No quarto do tio, aprendeu que mapa-múndi rendia viagem, bastava se deixar levar; e que, na marcenaria, aprendia-se também a complexidade de defender beleza furtiva. E que discos de rock’n roll eram boas companhias, na saúde e na doença. 

Anos depois, devolveram o tio para seu quarto. O sobrinho teve de desocupar o lugar da própria presença e depois ir embora. A avó não queria testemunha para o retorno do filho. Ela achou estranho, mas não quis mudá-la.

Todos continuaram com a rotina do aos sábados, exceto ele. Não podia se embrenhar no quarto do tio, vasculhar seus livros, imaginar suas aventuras. Também não permitiam que ele fizesse algo que desejava há anos: conhecer a pessoa que lhe ensinava tanto, mesmo sem nunca terem trocado olhar, nem abraço, nem informações de bastidores das festas de aniversário da família.

Nunca o vira, não havia fotos dele pela casa. Havia, sim, uma proibição jamais verbalizada, mas severamente estabelecida, de não se fazer determinadas perguntas.

Durante cinco anos, o tio esteve lá sem realmente estar. Ele encarou a porta do quarto por mais tempo do que gastara assistindo filmes cult, mas não lhe permitiram. A chave do quarto que lhe rendera a liberdade da mente, do coração, da imaginação, agora trancava naquele cômodo a pessoa mais importante de sua história. 

Havia uma pausa contínua morando naquele quarto. O que ele fizera com os discos?
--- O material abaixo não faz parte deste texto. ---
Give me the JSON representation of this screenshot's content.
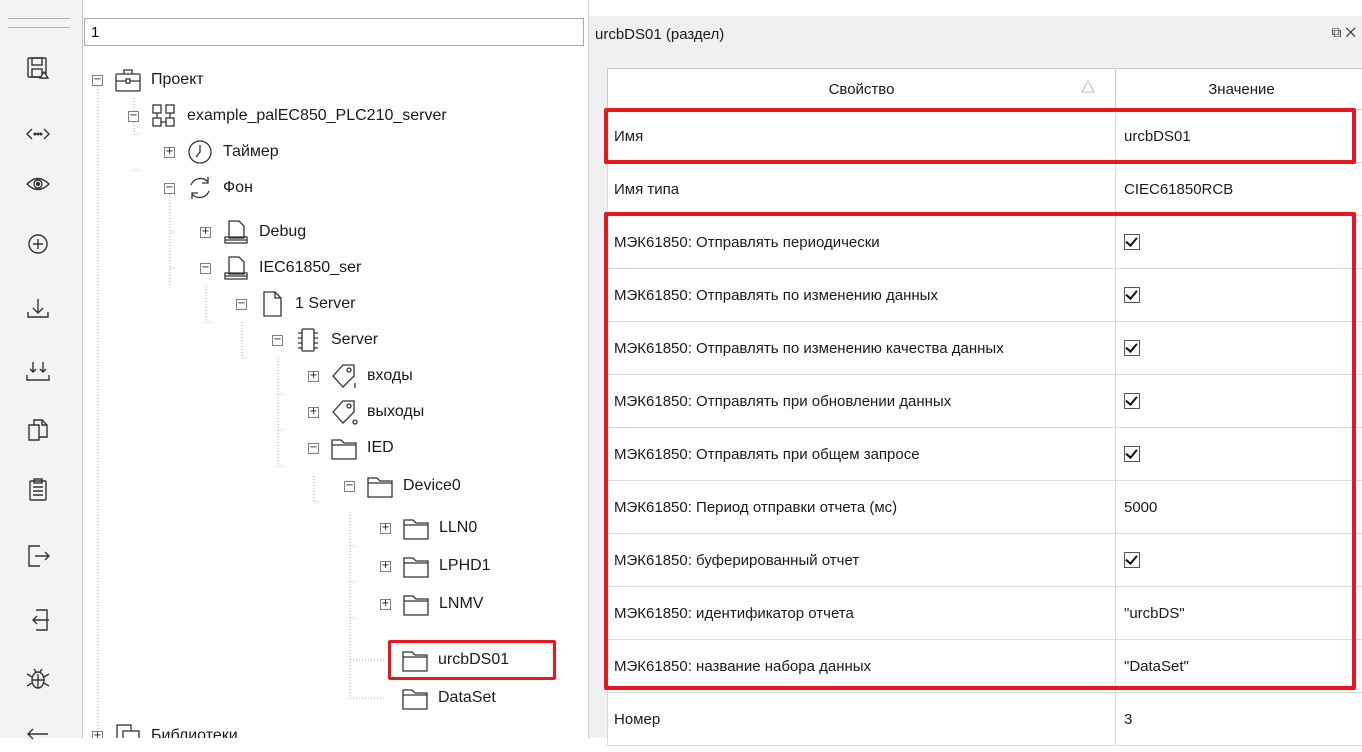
{
  "toolbar": {
    "buttons": [
      {
        "icon": "save-icon"
      },
      {
        "icon": "code-icon"
      },
      {
        "icon": "eye-icon"
      },
      {
        "icon": "add-icon"
      },
      {
        "icon": "download-icon"
      },
      {
        "icon": "download-multiple-icon"
      },
      {
        "icon": "copy-icon"
      },
      {
        "icon": "paste-icon"
      },
      {
        "icon": "export-icon"
      },
      {
        "icon": "import-icon"
      },
      {
        "icon": "debug-icon"
      },
      {
        "icon": "back-icon"
      }
    ]
  },
  "tree": {
    "search_value": "1",
    "nodes": [
      {
        "label": "Проект",
        "toggle": "−",
        "icon": "project-icon"
      },
      {
        "label": "example_palEC850_PLC210_server",
        "toggle": "−",
        "icon": "device-icon"
      },
      {
        "label": "Таймер",
        "toggle": "+",
        "icon": "timer-icon"
      },
      {
        "label": "Фон",
        "toggle": "−",
        "icon": "cycle-icon"
      },
      {
        "label": "Debug",
        "toggle": "+",
        "icon": "program-icon"
      },
      {
        "label": "IEC61850_ser",
        "toggle": "−",
        "icon": "program-icon"
      },
      {
        "label": "1 Server",
        "toggle": "−",
        "icon": "file-icon"
      },
      {
        "label": "Server",
        "toggle": "−",
        "icon": "chip-icon"
      },
      {
        "label": "входы",
        "toggle": "+",
        "icon": "tag-input-icon"
      },
      {
        "label": "выходы",
        "toggle": "+",
        "icon": "tag-output-icon"
      },
      {
        "label": "IED",
        "toggle": "−",
        "icon": "folder-icon"
      },
      {
        "label": "Device0",
        "toggle": "−",
        "icon": "folder-icon"
      },
      {
        "label": "LLN0",
        "toggle": "+",
        "icon": "folder-icon"
      },
      {
        "label": "LPHD1",
        "toggle": "+",
        "icon": "folder-icon"
      },
      {
        "label": "LNMV",
        "toggle": "+",
        "icon": "folder-icon"
      },
      {
        "label": "urcbDS01",
        "toggle": "",
        "icon": "folder-icon"
      },
      {
        "label": "DataSet",
        "toggle": "",
        "icon": "folder-icon"
      },
      {
        "label": "Библиотеки",
        "toggle": "+",
        "icon": "library-icon"
      }
    ]
  },
  "properties": {
    "title": "urcbDS01 (раздел)",
    "header_property": "Свойство",
    "header_value": "Значение",
    "rows": [
      {
        "name": "Имя",
        "value": "urcbDS01",
        "checked": false
      },
      {
        "name": "Имя типа",
        "value": "CIEC61850RCB",
        "checked": false
      },
      {
        "name": "МЭК61850: Отправлять периодически",
        "value": "",
        "checked": true
      },
      {
        "name": "МЭК61850: Отправлять по изменению данных",
        "value": "",
        "checked": true
      },
      {
        "name": "МЭК61850: Отправлять по изменению качества данных",
        "value": "",
        "checked": true
      },
      {
        "name": "МЭК61850: Отправлять при обновлении данных",
        "value": "",
        "checked": true
      },
      {
        "name": "МЭК61850: Отправлять при общем запросе",
        "value": "",
        "checked": true
      },
      {
        "name": "МЭК61850: Период отправки отчета (мс)",
        "value": "5000",
        "checked": false
      },
      {
        "name": "МЭК61850: буферированный отчет",
        "value": "",
        "checked": true
      },
      {
        "name": "МЭК61850: идентификатор отчета",
        "value": "\"urcbDS\"",
        "checked": false
      },
      {
        "name": "МЭК61850: название набора данных",
        "value": "\"DataSet\"",
        "checked": false
      },
      {
        "name": "Номер",
        "value": "3",
        "checked": false
      }
    ]
  },
  "colors": {
    "highlight": "#e8171d",
    "grid_border": "#d9d9d9",
    "panel_bg": "#f0f0f0"
  }
}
Rebelou-se, exigindo conhecer o tio, porque era o único que não tinha história vivida com ele para contar. Foi ignorado, com tal maestria, que seu coração se partiu em pedaços miúdos, e então, arrebentou-se na distância. Mudou-se para perto de um oceano.

*** 

Nem lhe deram boas-vindas, elas não cabiam no evento. Beijou as faces quentes da avó e ela o puxou para um abraço com tendência à eternidade. Reconheceu a camiseta que ela dera a ele, no dia de sua mudança de país. Ele queria algo do tio, ela providenciou, mas não o deixou espiá-lo de longe.  Ela ria miúdo e chorava ao mesmo tempo. Ele a abraçou com seu abraço de mergulhar em oceano, e logo caminhou até o quarto de porta e janelas arreganhadas. 

Aproximou-se, segurou a mão desmaiada dele e se apresentou. Não achou bonito de se ver, talvez um pouco trágico, mas nada divertido. Ansiava por aprender a cor de sua voz, a ranhura de sua identidade, mas o tio ofereceu o que tinha: o silêncio irrevogável.

Imagem © 愚木混株 Cdd20, por Pixabay

carladias.com.br


Comentários

Soraya Jordão disse…
Havia uma pausa contínua morando naquele quarto. Adorei seu texto. Li frases que ainda ressoam. Essa é uma delas.
Jander Minesso disse…
Acho que uma das suas maiores habilidades é saber o que não escrever, Carlandreia. Que bela história.
Zoraya Cesar disse…
"Havia uma pausa contínua morando naquele quarto", mais uma frase impressionante de D. Carla Dias, a Princesa das Palavras, náo à toa. Uma viagem por duas vidas, simultaneamente, paralelas e próximas. O segredo. Carla, esse é dos bons entre os bons!
Albir disse…
As vontades, as incertezas, as frustrações do humano coração. Mais uma viagem na arte de Carla Dias.
Nadia Coldebella disse…
Que texto lindo e forte! Sempre esteve presente a presença de quem sempre faltou! O q completou o menino, o tio ou a ideia q tinha dele? O título também é perfeito, o plural: os oceanos que nos separam, os nossos e os do mundo. Lindo!